Open AccessA Neutralizing IL-11 Antibody Improves Renal Function and Increases Lifespan in a Mouse Model of Alport Syndrome
Author(s) -
Anissa A. Widjaja,
Shamini Guna Shekeran,
Eleonora Adami,
Joyce Wei Ting Goh,
Jessie Tan,
V. Sivakumar,
Sze Yun Lim,
Puay Hoon Tan,
Norbert Hübner,
Thomas M. Coffman,
Stuart A. Cook
Publication year - 2022
Publication title -
journal of the american society of nephrology
Language(s) - English
Resource type - Journals
SCImago Journal Rank - 4.451
H-Index - 279
eISSN - 1533-3450
pISSN - 1046-6673
DOI - 10.1681/asn.2021040577
Subject(s) - alport syndrome , podocyte , glomerular basement membrane , fibrosis , albuminuria , inflammation , endocrinology , medicine , glomerulonephritis , kidney , glomerulosclerosis , nephritis , immunology , biology , proteinuria
Background Alport syndrome is a genetic disorder characterized by a defective glomerular basement membrane, tubulointerstitial fibrosis, inflammation, and progressive renal failure. IL-11 was recently implicated in fibrotic kidney disease, but its role in Alport syndrome is unknown. Methods We determined IL-11 expression by molecular analyses and in an Alport syndrome mouse model. We assessed the effects of a neutralizing IL-11 antibody (×203) versus an IgG control in Col4a3 −/− mice (lacking the gene encoding a type IV collagen component) on renal tubule damage, function, fibrosis, and inflammation. Effects of ×203, the IgG control, an angiotensin-converting enzyme (ACE) inhibitor (ramipril), or ramipril+X203 on lifespan were also studied. Results In Col4a3 −/− mice, as kidney failure advanced, renal IL-11 levels increased, and IL-11 expression localized to tubular epithelial cells. The IL-11 receptor (IL-11RA1) is expressed in tubular epithelial cells and podocytes and is upregulated in tubular epithelial cells of Col4a3 −/− mice.
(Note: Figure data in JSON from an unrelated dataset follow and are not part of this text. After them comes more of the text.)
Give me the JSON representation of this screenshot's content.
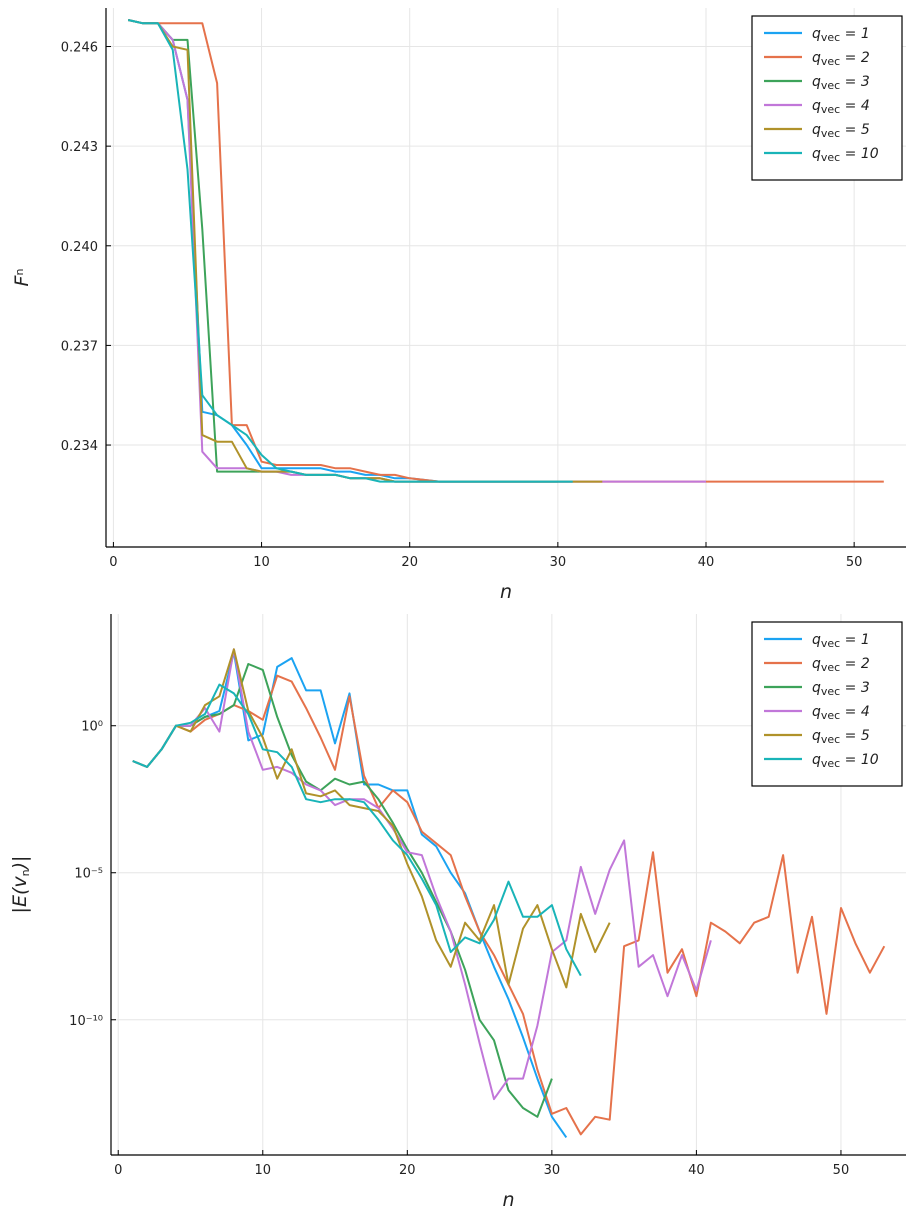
{
  "chart_data": [
    {
      "type": "line",
      "xlabel": "n",
      "ylabel": "F^n",
      "xlim": [
        -0.5,
        53.5
      ],
      "ylim": [
        0.23093,
        0.24716
      ],
      "yscale": "linear",
      "xticks": [
        0,
        10,
        20,
        30,
        40,
        50
      ],
      "xtick_labels": [
        "0",
        "10",
        "20",
        "30",
        "40",
        "50"
      ],
      "yticks": [
        0.234,
        0.237,
        0.24,
        0.243,
        0.246
      ],
      "ytick_labels": [
        "0.234",
        "0.237",
        "0.240",
        "0.243",
        "0.246"
      ],
      "grid": true,
      "legend_position": "top-right",
      "series": [
        {
          "name": "q_vec = 1",
          "color": "#1ba3f2",
          "x": [
            1,
            2,
            3,
            4,
            5,
            6,
            7,
            8,
            9,
            10,
            11,
            12,
            13,
            14,
            15,
            16,
            17,
            18,
            19,
            20,
            22,
            25,
            28,
            31
          ],
          "y": [
            0.2468,
            0.2467,
            0.2467,
            0.2462,
            0.2444,
            0.235,
            0.2349,
            0.2346,
            0.234,
            0.2333,
            0.2333,
            0.2333,
            0.2333,
            0.2333,
            0.2332,
            0.2332,
            0.2331,
            0.2331,
            0.233,
            0.233,
            0.2329,
            0.2329,
            0.2329,
            0.2329
          ]
        },
        {
          "name": "q_vec = 2",
          "color": "#e5724b",
          "x": [
            1,
            2,
            3,
            4,
            5,
            6,
            7,
            8,
            9,
            10,
            11,
            12,
            13,
            14,
            15,
            16,
            17,
            18,
            19,
            20,
            22,
            25,
            30,
            35,
            40,
            45,
            50,
            52
          ],
          "y": [
            0.2468,
            0.2467,
            0.2467,
            0.2467,
            0.2467,
            0.2467,
            0.2449,
            0.2346,
            0.2346,
            0.2335,
            0.2334,
            0.2334,
            0.2334,
            0.2334,
            0.2333,
            0.2333,
            0.2332,
            0.2331,
            0.2331,
            0.233,
            0.2329,
            0.2329,
            0.2329,
            0.2329,
            0.2329,
            0.2329,
            0.2329,
            0.2329
          ]
        },
        {
          "name": "q_vec = 3",
          "color": "#3da35a",
          "x": [
            1,
            2,
            3,
            4,
            5,
            6,
            7,
            8,
            9,
            10,
            11,
            12,
            13,
            14,
            15,
            16,
            17,
            18,
            19,
            20,
            22,
            25,
            28,
            30
          ],
          "y": [
            0.2468,
            0.2467,
            0.2467,
            0.2462,
            0.2462,
            0.2405,
            0.2332,
            0.2332,
            0.2332,
            0.2332,
            0.2332,
            0.2332,
            0.2331,
            0.2331,
            0.2331,
            0.233,
            0.233,
            0.233,
            0.2329,
            0.2329,
            0.2329,
            0.2329,
            0.2329,
            0.2329
          ]
        },
        {
          "name": "q_vec = 4",
          "color": "#c177d9",
          "x": [
            1,
            2,
            3,
            4,
            5,
            6,
            7,
            8,
            9,
            10,
            11,
            12,
            13,
            14,
            15,
            16,
            17,
            18,
            19,
            20,
            22,
            25,
            30,
            35,
            40
          ],
          "y": [
            0.2468,
            0.2467,
            0.2467,
            0.2462,
            0.2444,
            0.2338,
            0.2333,
            0.2333,
            0.2333,
            0.2332,
            0.2332,
            0.2331,
            0.2331,
            0.2331,
            0.2331,
            0.233,
            0.233,
            0.233,
            0.2329,
            0.2329,
            0.2329,
            0.2329,
            0.2329,
            0.2329,
            0.2329
          ]
        },
        {
          "name": "q_vec = 5",
          "color": "#b0922a",
          "x": [
            1,
            2,
            3,
            4,
            5,
            6,
            7,
            8,
            9,
            10,
            11,
            12,
            13,
            14,
            15,
            16,
            17,
            18,
            19,
            20,
            22,
            25,
            30,
            33
          ],
          "y": [
            0.2468,
            0.2467,
            0.2467,
            0.246,
            0.2459,
            0.2343,
            0.2341,
            0.2341,
            0.2333,
            0.2332,
            0.2332,
            0.2332,
            0.2331,
            0.2331,
            0.2331,
            0.233,
            0.233,
            0.233,
            0.2329,
            0.2329,
            0.2329,
            0.2329,
            0.2329,
            0.2329
          ]
        },
        {
          "name": "q_vec = 10",
          "color": "#19b4b8",
          "x": [
            1,
            2,
            3,
            4,
            5,
            6,
            7,
            8,
            9,
            10,
            11,
            12,
            13,
            14,
            15,
            16,
            17,
            18,
            19,
            20,
            22,
            25,
            28,
            31
          ],
          "y": [
            0.2468,
            0.2467,
            0.2467,
            0.2459,
            0.2423,
            0.2355,
            0.2349,
            0.2346,
            0.2343,
            0.2337,
            0.2333,
            0.2332,
            0.2331,
            0.2331,
            0.2331,
            0.233,
            0.233,
            0.2329,
            0.2329,
            0.2329,
            0.2329,
            0.2329,
            0.2329,
            0.2329
          ]
        }
      ]
    },
    {
      "type": "line",
      "xlabel": "n",
      "ylabel": "|E(v_n)|",
      "xlim": [
        -0.5,
        54.5
      ],
      "ylim": [
        -14.6,
        3.8
      ],
      "yscale": "log10",
      "xticks": [
        0,
        10,
        20,
        30,
        40,
        50
      ],
      "xtick_labels": [
        "0",
        "10",
        "20",
        "30",
        "40",
        "50"
      ],
      "yticks": [
        0,
        -5,
        -10
      ],
      "ytick_labels": [
        "10⁰",
        "10⁻⁵",
        "10⁻¹⁰"
      ],
      "grid": true,
      "legend_position": "top-right",
      "series": [
        {
          "name": "q_vec = 1",
          "color": "#1ba3f2",
          "x": [
            1,
            2,
            3,
            4,
            5,
            6,
            7,
            8,
            9,
            10,
            11,
            12,
            13,
            14,
            15,
            16,
            17,
            18,
            19,
            20,
            21,
            22,
            23,
            24,
            25,
            26,
            27,
            28,
            29,
            30,
            31
          ],
          "y": [
            -1.2,
            -1.4,
            -0.8,
            0.0,
            0.0,
            0.3,
            0.5,
            2.5,
            -0.5,
            -0.3,
            2.0,
            2.3,
            1.2,
            1.2,
            -0.6,
            1.1,
            -2.0,
            -2.0,
            -2.2,
            -2.2,
            -3.7,
            -4.1,
            -5.0,
            -5.7,
            -7.0,
            -8.2,
            -9.3,
            -10.6,
            -12.0,
            -13.3,
            -14.0
          ]
        },
        {
          "name": "q_vec = 2",
          "color": "#e5724b",
          "x": [
            1,
            2,
            3,
            4,
            5,
            6,
            7,
            8,
            9,
            10,
            11,
            12,
            13,
            14,
            15,
            16,
            17,
            18,
            19,
            20,
            21,
            22,
            23,
            24,
            25,
            26,
            27,
            28,
            29,
            30,
            31,
            32,
            33,
            34,
            35,
            36,
            37,
            38,
            39,
            40,
            41,
            42,
            43,
            44,
            45,
            46,
            47,
            48,
            49,
            50,
            51,
            52,
            53
          ],
          "y": [
            -1.2,
            -1.4,
            -0.8,
            0.0,
            -0.2,
            0.2,
            0.4,
            0.7,
            0.5,
            0.2,
            1.7,
            1.5,
            0.6,
            -0.4,
            -1.5,
            1.0,
            -1.7,
            -2.8,
            -2.2,
            -2.6,
            -3.6,
            -4.0,
            -4.4,
            -5.8,
            -7.0,
            -7.8,
            -8.8,
            -9.8,
            -11.7,
            -13.2,
            -13.0,
            -13.9,
            -13.3,
            -13.4,
            -7.5,
            -7.3,
            -4.3,
            -8.4,
            -7.6,
            -9.2,
            -6.7,
            -7.0,
            -7.4,
            -6.7,
            -6.5,
            -4.4,
            -8.4,
            -6.5,
            -9.8,
            -6.2,
            -7.4,
            -8.4,
            -7.5
          ]
        },
        {
          "name": "q_vec = 3",
          "color": "#3da35a",
          "x": [
            1,
            2,
            3,
            4,
            5,
            6,
            7,
            8,
            9,
            10,
            11,
            12,
            13,
            14,
            15,
            16,
            17,
            18,
            19,
            20,
            21,
            22,
            23,
            24,
            25,
            26,
            27,
            28,
            29,
            30
          ],
          "y": [
            -1.2,
            -1.4,
            -0.8,
            0.0,
            0.0,
            0.3,
            0.4,
            0.7,
            2.1,
            1.9,
            0.3,
            -1.0,
            -1.9,
            -2.2,
            -1.8,
            -2.0,
            -1.9,
            -2.5,
            -3.3,
            -4.2,
            -5.0,
            -6.0,
            -7.0,
            -8.3,
            -10.0,
            -10.7,
            -12.4,
            -13.0,
            -13.3,
            -12.0
          ]
        },
        {
          "name": "q_vec = 4",
          "color": "#c177d9",
          "x": [
            1,
            2,
            3,
            4,
            5,
            6,
            7,
            8,
            9,
            10,
            11,
            12,
            13,
            14,
            15,
            16,
            17,
            18,
            19,
            20,
            21,
            22,
            23,
            24,
            25,
            26,
            27,
            28,
            29,
            30,
            31,
            32,
            33,
            34,
            35,
            36,
            37,
            38,
            39,
            40,
            41
          ],
          "y": [
            -1.2,
            -1.4,
            -0.8,
            0.0,
            0.0,
            0.6,
            -0.2,
            2.6,
            -0.2,
            -1.5,
            -1.4,
            -1.6,
            -2.0,
            -2.2,
            -2.7,
            -2.5,
            -2.5,
            -2.8,
            -3.5,
            -4.3,
            -4.4,
            -5.8,
            -7.0,
            -8.8,
            -10.8,
            -12.7,
            -12.0,
            -12.0,
            -10.2,
            -7.7,
            -7.3,
            -4.8,
            -6.4,
            -4.9,
            -3.9,
            -8.2,
            -7.8,
            -9.2,
            -7.8,
            -9.0,
            -7.3
          ]
        },
        {
          "name": "q_vec = 5",
          "color": "#b0922a",
          "x": [
            1,
            2,
            3,
            4,
            5,
            6,
            7,
            8,
            9,
            10,
            11,
            12,
            13,
            14,
            15,
            16,
            17,
            18,
            19,
            20,
            21,
            22,
            23,
            24,
            25,
            26,
            27,
            28,
            29,
            30,
            31,
            32,
            33,
            34
          ],
          "y": [
            -1.2,
            -1.4,
            -0.8,
            0.0,
            -0.2,
            0.7,
            1.0,
            2.6,
            0.5,
            -0.4,
            -1.8,
            -0.8,
            -2.3,
            -2.4,
            -2.2,
            -2.7,
            -2.8,
            -2.9,
            -3.4,
            -4.7,
            -5.8,
            -7.3,
            -8.2,
            -6.7,
            -7.3,
            -6.1,
            -8.8,
            -6.9,
            -6.1,
            -7.6,
            -8.9,
            -6.4,
            -7.7,
            -6.7
          ]
        },
        {
          "name": "q_vec = 10",
          "color": "#19b4b8",
          "x": [
            1,
            2,
            3,
            4,
            5,
            6,
            7,
            8,
            9,
            10,
            11,
            12,
            13,
            14,
            15,
            16,
            17,
            18,
            19,
            20,
            21,
            22,
            23,
            24,
            25,
            26,
            27,
            28,
            29,
            30,
            31,
            32
          ],
          "y": [
            -1.2,
            -1.4,
            -0.8,
            0.0,
            0.1,
            0.4,
            1.4,
            1.1,
            0.4,
            -0.8,
            -0.9,
            -1.4,
            -2.5,
            -2.6,
            -2.5,
            -2.5,
            -2.6,
            -3.2,
            -3.9,
            -4.4,
            -5.2,
            -6.1,
            -7.7,
            -7.2,
            -7.4,
            -6.6,
            -5.3,
            -6.5,
            -6.5,
            -6.1,
            -7.6,
            -8.5
          ]
        }
      ]
    }
  ]
}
Administration of ×203 reduced albuminuria, improved renal function, and preserved podocyte numbers and levels of key podocyte proteins that are reduced in Col4a3 −/− mice; these effects were accompanied by reduced fibrosis and inflammation, attenuation of epithelial-to-mesenchymal transition, and increased expression of regenerative markers. X203 attenuated pathogenic ERK and STAT3 pathways, which were activated in Col4a3 −/− mice. The median lifespan of Col4a3 −/− mice was prolonged 22% by ramipril, 44% with ×203, and 99% with ramipril+X203. Conclusions In an Alport syndrome mouse model, renal IL-11 is upregulated, and neutralization of IL-11 reduces epithelial-to-mesenchymal transition, fibrosis, and inflammation while improving renal function. Anti-IL-11 combined with ACE inhibition synergistically extends lifespan. This suggests that a therapeutic approach targeting IL-11 holds promise for progressive kidney disease in Alport syndrome.